Interviewer: Samuel S. Taylor
Person Interviewed: R. B. Anderson
Location: Route 4, Box 69 (near Granite), Little Rock, Arkansas
Age: 76
Occupation: Grocer, bartender, porter, general work
[HW: The Brooks-Baxter War]
“I was born in Little Rock along about Seventeenth and Arch Streets. There was a big plantation there then. Dr. Wright owned the plantation. He owned my mother and father. My father and mother told me that I was born in 1862. They didn’t know the date exactly, so I put it the last day in the year and call it December 30, 1862.
“My father’s name was William Anderson. He didn’t go to the War because he was blind. He was ignorant too. He was colored. He was a pretty good old man when he died.
“My mother’s name was Minerva Anderson. She was three-fourths Indian, hair way down to her waist. I was in Hot Springs blacking boots when my mother died. I was only about eight or ten years old then. I always regretted I wasn’t able to do anything for my mother before she died. I don’t know to what tribe her people belonged.
“Dr. Wright was awful good to his slaves.
“I don’t know just how freedom came to my folks. I never heard my father say. They were set free, I know. They were set free when the War ended. They never bought their freedom.
“We lived on Tenth and near to Center in a one-room log house. That is the earliest thing I remember. When they moved from there, my father had accumulated enough to buy a home. He bought it at Seventh and Broadway. He paid cash for it—five hundred and fifty dollars. That is where we all lived until it was sold. I couldn’t name the date of the sale but it was sold for good money—about three thousand eight hundred dollars, or maybe around four thousand. I was a young man then.

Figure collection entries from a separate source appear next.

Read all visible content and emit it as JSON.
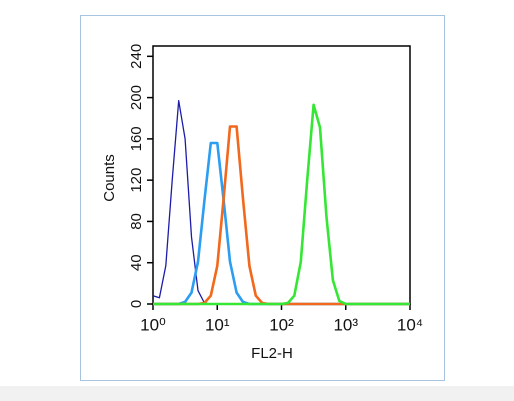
{
  "chart_data": {
    "type": "line",
    "x_label": "FL2-H",
    "y_label": "Counts",
    "xscale": "log",
    "x": [
      1,
      1.26,
      1.58,
      2,
      2.51,
      3.16,
      3.98,
      5.01,
      6.31,
      7.94,
      10,
      12.6,
      15.8,
      20,
      25.1,
      31.6,
      39.8,
      50.1,
      63.1,
      79.4,
      100,
      126,
      158,
      200,
      251,
      316,
      398,
      501,
      631,
      794,
      1000,
      1259,
      1585,
      1995,
      2512,
      3162,
      3981,
      5012,
      6310,
      7943,
      10000
    ],
    "series": [
      {
        "color": "#1c1ca8",
        "values": [
          8,
          6,
          37,
          121,
          197,
          160,
          65,
          13,
          1,
          0,
          0,
          0,
          0,
          0,
          0,
          0,
          0,
          0,
          0,
          0,
          0,
          0,
          0,
          0,
          0,
          0,
          0,
          0,
          0,
          0,
          0,
          0,
          0,
          0,
          0,
          0,
          0,
          0,
          0,
          0,
          0
        ]
      },
      {
        "color": "#2b9ef2",
        "values": [
          0,
          0,
          0,
          0,
          0,
          2,
          11,
          41,
          100,
          156,
          156,
          100,
          41,
          11,
          2,
          0,
          0,
          0,
          0,
          0,
          0,
          0,
          0,
          0,
          0,
          0,
          0,
          0,
          0,
          0,
          0,
          0,
          0,
          0,
          0,
          0,
          0,
          0,
          0,
          0,
          0
        ]
      },
      {
        "color": "#f2681c",
        "values": [
          0,
          0,
          0,
          0,
          0,
          0,
          0,
          0,
          1,
          8,
          37,
          103,
          172,
          172,
          103,
          37,
          8,
          1,
          0,
          0,
          0,
          0,
          0,
          0,
          0,
          0,
          0,
          0,
          0,
          0,
          0,
          0,
          0,
          0,
          0,
          0,
          0,
          0,
          0,
          0,
          0
        ]
      },
      {
        "color": "#35e635",
        "values": [
          0,
          0,
          0,
          0,
          0,
          0,
          0,
          0,
          0,
          0,
          0,
          0,
          0,
          0,
          0,
          0,
          0,
          0,
          0,
          0,
          0,
          1,
          8,
          41,
          120,
          193,
          171,
          84,
          23,
          3,
          0,
          0,
          0,
          0,
          0,
          0,
          0,
          0,
          0,
          0,
          0
        ]
      }
    ],
    "xlim": [
      1,
      10000
    ],
    "xticks": [
      {
        "value": 1,
        "label": "10⁰"
      },
      {
        "value": 10,
        "label": "10¹"
      },
      {
        "value": 100,
        "label": "10²"
      },
      {
        "value": 1000,
        "label": "10³"
      },
      {
        "value": 10000,
        "label": "10⁴"
      }
    ],
    "ylim": [
      0,
      250
    ],
    "yticks": [
      0,
      40,
      80,
      120,
      160,
      200,
      240
    ]
  }
}
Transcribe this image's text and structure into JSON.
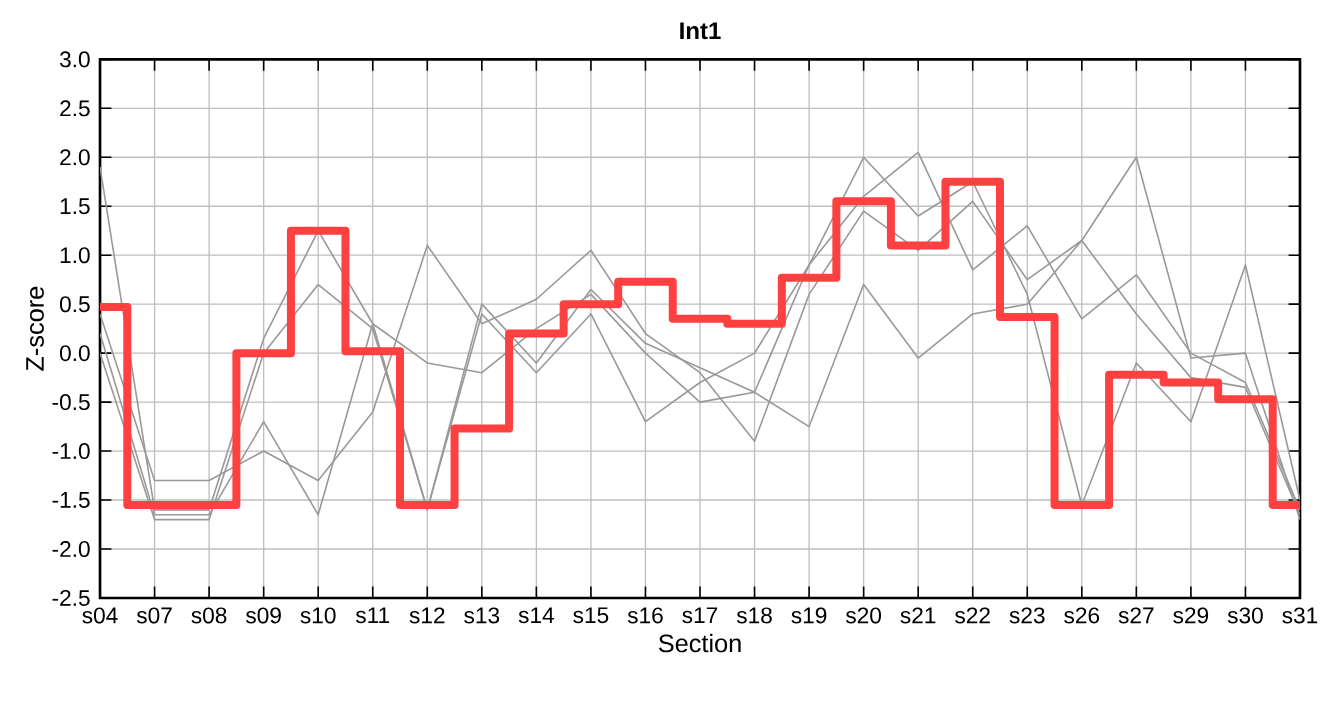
{
  "chart_data": {
    "type": "line",
    "title": "Int1",
    "xlabel": "Section",
    "ylabel": "Z-score",
    "categories": [
      "s04",
      "s07",
      "s08",
      "s09",
      "s10",
      "s11",
      "s12",
      "s13",
      "s14",
      "s15",
      "s16",
      "s17",
      "s18",
      "s19",
      "s20",
      "s21",
      "s22",
      "s23",
      "s26",
      "s27",
      "s29",
      "s30",
      "s31"
    ],
    "series": [
      {
        "color": "#999999",
        "values": [
          1.9,
          -1.6,
          -1.6,
          0.15,
          1.25,
          0.3,
          -1.6,
          0.5,
          -0.1,
          0.65,
          0.1,
          -0.15,
          -0.4,
          0.9,
          2.0,
          1.4,
          1.75,
          0.6,
          -1.55,
          -0.1,
          -0.7,
          0.9,
          -1.5
        ]
      },
      {
        "color": "#999999",
        "values": [
          0.0,
          -1.7,
          -1.7,
          0.0,
          0.7,
          0.25,
          -1.6,
          0.4,
          -0.2,
          0.4,
          -0.7,
          -0.3,
          0.0,
          0.9,
          1.6,
          2.05,
          0.85,
          1.3,
          0.35,
          0.8,
          0.0,
          -0.3,
          -1.6
        ]
      },
      {
        "color": "#999999",
        "values": [
          0.4,
          -1.3,
          -1.3,
          -1.0,
          -1.3,
          -0.6,
          1.1,
          0.3,
          0.55,
          1.05,
          0.2,
          -0.2,
          -0.9,
          0.6,
          1.45,
          1.05,
          1.55,
          0.75,
          1.15,
          2.0,
          -0.05,
          0.0,
          -1.7
        ]
      },
      {
        "color": "#999999",
        "values": [
          0.2,
          -1.65,
          -1.65,
          -0.7,
          -1.65,
          0.3,
          -0.1,
          -0.2,
          0.25,
          0.6,
          0.0,
          -0.5,
          -0.4,
          -0.75,
          0.7,
          -0.05,
          0.4,
          0.5,
          1.15,
          0.4,
          -0.25,
          -0.35,
          -1.65
        ]
      },
      {
        "type": "step",
        "color": "#ff4040",
        "values": [
          0.47,
          -1.55,
          -1.55,
          0.0,
          1.25,
          0.02,
          -1.55,
          -0.77,
          0.2,
          0.5,
          0.73,
          0.35,
          0.3,
          0.77,
          1.55,
          1.1,
          1.75,
          0.37,
          -1.55,
          -0.22,
          -0.3,
          -0.47,
          -1.55
        ]
      }
    ],
    "ylim": [
      -2.5,
      3.0
    ],
    "yticks": [
      -2.5,
      {
        "value": -2,
        "label": "-2.0"
      },
      -1.5,
      {
        "value": -1,
        "label": "-1.0"
      },
      -0.5,
      {
        "value": 0,
        "label": "0.0"
      },
      0.5,
      {
        "value": 1,
        "label": "1.0"
      },
      1.5,
      {
        "value": 2,
        "label": "2.0"
      },
      2.5,
      {
        "value": 3,
        "label": "3.0"
      }
    ],
    "grid": true,
    "legend": false
  }
}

“I remember the Brooks-Baxter War.
“I remember the King White fooled a lot of niggers and armed them and brought them up here. The niggers and Republicans here fought them and run them back where they come from.
“I know Hot Springs when the main street was a creek. I can’t remember when I first went there. The government bath-house was called ‘Ral Hole’, because it was mostly people with bad diseases that went there.
“After the War, my father worked for a rich man named Hunter. He was yardman and took care of the horse. My mother was living then.
“Scipio Jones and I were boys together. We slept on pool tables many a time when we didn’t have no other place to sleep. He was poor when he was a boy and glad to get hold of a dime, or a nickel. He and I don’t speak today because he robbed me. I had a third interest in my place. I gave him money to buy my place in for me. It was up for sale and I wanted to get possession. He gave me some papers to sign and when I found out what was happening, he had all my property. My wife kept me from killing him.”